Whatever they’re up to, the result is an odd, almost random mix of stuff. Who would guess that behind the screaming jackal of a head on the cover would lie multiple foodie pieces, reviews of boy bands, and a step-by-step pictorial on how to Rumba? Oh, the promised democracy package is there, too, but articles about working with activists oversees, the underside of democratic transformation, and the military coup that brought Pinochet to power are combined with benign snapshots of scenic foreign locales and colorful natives, relevant to the text only in that they are probably from the same country. It’s packaged up with a typeface so cuddly you could sleep with it, and decorated with cheerful Reds and Yellows. The whole magazine is kind of like the travel section of your local paper and a high school social studies text were thrown together and set to purée.
And, will it blend? Yes, but don’t breath in the smoke. Robert Hughes once described the East Wing of the National Gallery—in his estimation a more effective architectural statement than an art museum—as being like a church where one has the option not to pray. Glimpse also provides an easy opt-out, it’s the magazine for international activists with sunny, optimistic dispositions, and other, more pressing priorities.

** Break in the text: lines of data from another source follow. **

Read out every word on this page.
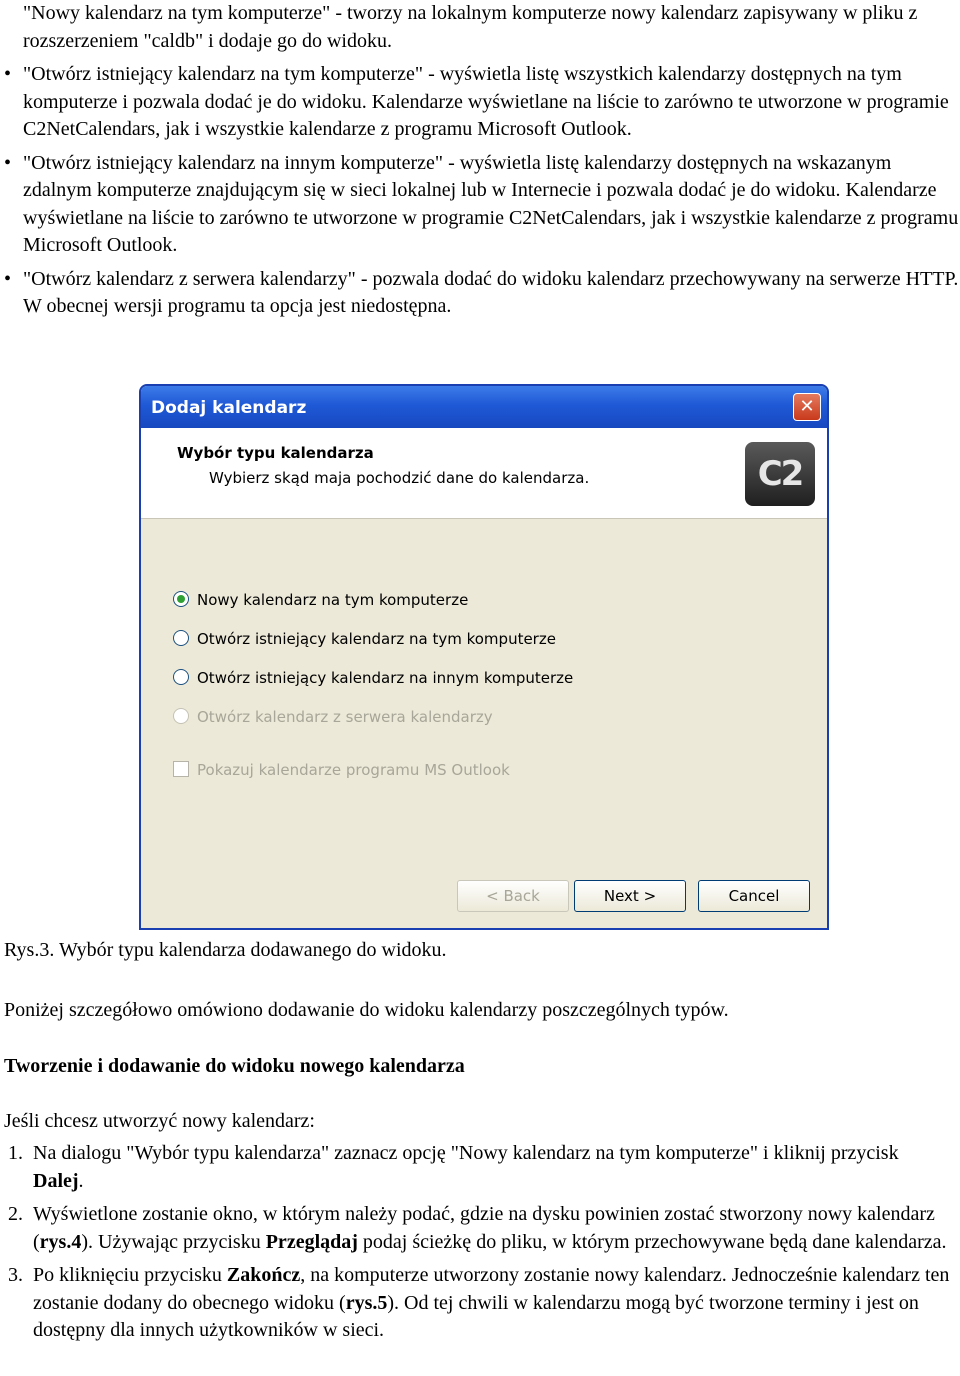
"Nowy kalendarz na tym komputerze" - tworzy na lokalnym komputerze nowy kalendarz zapisywany w pliku z rozszerzeniem "caldb" i dodaje go do widoku.
• "Otwórz istniejący kalendarz na tym komputerze" - wyświetla listę wszystkich kalendarzy dostępnych na tym komputerze i pozwala dodać je do widoku. Kalendarze wyświetlane na liście to zarówno te utworzone w programie C2NetCalendars, jak i wszystkie kalendarze z programu Microsoft Outlook.
• "Otwórz istniejący kalendarz na innym komputerze" - wyświetla listę kalendarzy dostępnych na wskazanym zdalnym komputerze znajdującym się w sieci lokalnej lub w Internecie i pozwala dodać je do widoku. Kalendarze wyświetlane na liście to zarówno te utworzone w programie C2NetCalendars, jak i wszystkie kalendarze z programu Microsoft Outlook.
• "Otwórz kalendarz z serwera kalendarzy" - pozwala dodać do widoku kalendarz przechowywany na serwerze HTTP. W obecnej wersji programu ta opcja jest niedostępna.
Dodaj kalendarz	✕
Wybór typu kalendarza
Wybierz skąd maja pochodzić dane do kalendarza.	C2
Nowy kalendarz na tym komputerze
Otwórz istniejący kalendarz na tym komputerze
Otwórz istniejący kalendarz na innym komputerze
Otwórz kalendarz z serwera kalendarzy
Pokazuj kalendarze programu MS Outlook
< Back	Next >	Cancel

Rys.3. Wybór typu kalendarza dodawanego do widoku.

Poniżej szczegółowo omówiono dodawanie do widoku kalendarzy poszczególnych typów.

Tworzenie i dodawanie do widoku nowego kalendarza

Jeśli chcesz utworzyć nowy kalendarz:

1. Na dialogu "Wybór typu kalendarza" zaznacz opcję "Nowy kalendarz na tym komputerze" i kliknij przycisk Dalej.
2. Wyświetlone zostanie okno, w którym należy podać, gdzie na dysku powinien zostać stworzony nowy kalendarz (rys.4). Używając przycisku Przeglądaj podaj ścieżkę do pliku, w którym przechowywane będą dane kalendarza.
3. Po kliknięciu przycisku Zakończ, na komputerze utworzony zostanie nowy kalendarz. Jednocześnie kalendarz ten zostanie dodany do obecnego widoku (rys.5). Od tej chwili w kalendarzu mogą być tworzone terminy i jest on dostępny dla innych użytkowników w sieci.
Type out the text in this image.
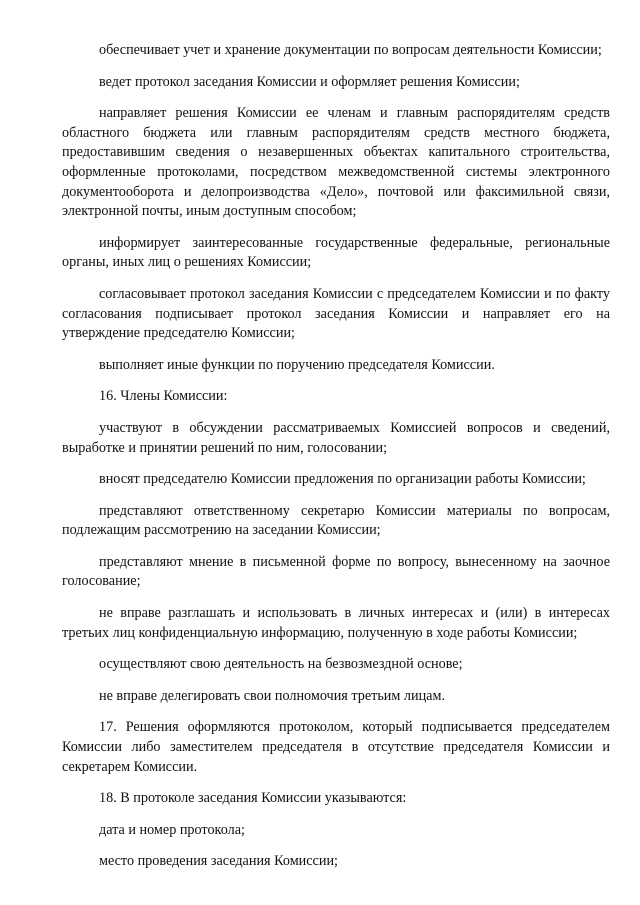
обеспечивает учет и хранение документации по вопросам деятельности Комиссии;

ведет протокол заседания Комиссии и оформляет решения Комиссии;

направляет решения Комиссии ее членам и главным распорядителям средств областного бюджета или главным распорядителям средств местного бюджета, предоставившим сведения о незавершенных объектах капитального строительства, оформленные протоколами, посредством межведомственной системы электронного документооборота и делопроизводства «Дело», почтовой или факсимильной связи, электронной почты, иным доступным способом;

информирует заинтересованные государственные федеральные, региональные органы, иных лиц о решениях Комиссии;

согласовывает протокол заседания Комиссии с председателем Комиссии и по факту согласования подписывает протокол заседания Комиссии и направляет его на утверждение председателю Комиссии;

выполняет иные функции по поручению председателя Комиссии.

16. Члены Комиссии:

участвуют в обсуждении рассматриваемых Комиссией вопросов и сведений, выработке и принятии решений по ним, голосовании;

вносят председателю Комиссии предложения по организации работы Комиссии;

представляют ответственному секретарю Комиссии материалы по вопросам, подлежащим рассмотрению на заседании Комиссии;

представляют мнение в письменной форме по вопросу, вынесенному на заочное голосование;

не вправе разглашать и использовать в личных интересах и (или) в интересах третьих лиц конфиденциальную информацию, полученную в ходе работы Комиссии;

осуществляют свою деятельность на безвозмездной основе;

не вправе делегировать свои полномочия третьим лицам.

17. Решения оформляются протоколом, который подписывается председателем Комиссии либо заместителем председателя в отсутствие председателя Комиссии и секретарем Комиссии.

18. В протоколе заседания Комиссии указываются:

дата и номер протокола;

место проведения заседания Комиссии;
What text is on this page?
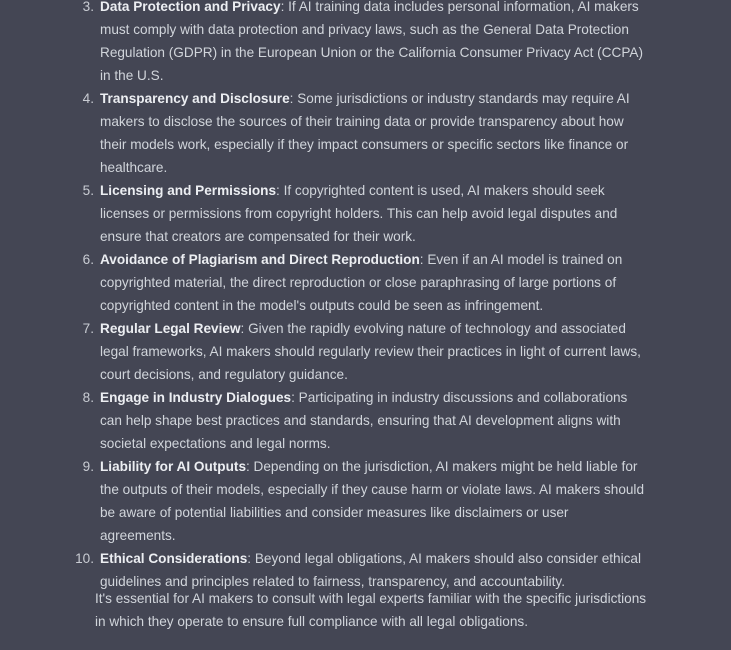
3. Data Protection and Privacy: If AI training data includes personal information, AI makers must comply with data protection and privacy laws, such as the General Data Protection Regulation (GDPR) in the European Union or the California Consumer Privacy Act (CCPA) in the U.S.
4. Transparency and Disclosure: Some jurisdictions or industry standards may require AI makers to disclose the sources of their training data or provide transparency about how their models work, especially if they impact consumers or specific sectors like finance or healthcare.
5. Licensing and Permissions: If copyrighted content is used, AI makers should seek licenses or permissions from copyright holders. This can help avoid legal disputes and ensure that creators are compensated for their work.
6. Avoidance of Plagiarism and Direct Reproduction: Even if an AI model is trained on copyrighted material, the direct reproduction or close paraphrasing of large portions of copyrighted content in the model's outputs could be seen as infringement.
7. Regular Legal Review: Given the rapidly evolving nature of technology and associated legal frameworks, AI makers should regularly review their practices in light of current laws, court decisions, and regulatory guidance.
8. Engage in Industry Dialogues: Participating in industry discussions and collaborations can help shape best practices and standards, ensuring that AI development aligns with societal expectations and legal norms.
9. Liability for AI Outputs: Depending on the jurisdiction, AI makers might be held liable for the outputs of their models, especially if they cause harm or violate laws. AI makers should be aware of potential liabilities and consider measures like disclaimers or user agreements.
10. Ethical Considerations: Beyond legal obligations, AI makers should also consider ethical guidelines and principles related to fairness, transparency, and accountability.

It's essential for AI makers to consult with legal experts familiar with the specific jurisdictions in which they operate to ensure full compliance with all legal obligations.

None of this is to say that serious topics and amusements can’t be combined—nearly all serious magazines do it to some degree and there are lots of models for doing it effectively—Harper’s Good, and Wired all come to mind. But the Glimpse take seems to be that serious news should be delivered with a smirk and wink, and that doesn’t work nearly as well.
Glimpse, and the Glimpse site had a life before NatGeo’s involvement—the current “vol1 issue1″ is just the first under the new partnership, with the requisite new branding and enhanced newsstand presence. It will be interesting to see how this magazine evolves—whether the confused result is the product of blended corporate cultures, and if so, which set of values will win out.
The front section reprieves grunge typography.
The Fire and Rice article came out of the organization’s community Web site, as did much of the other content.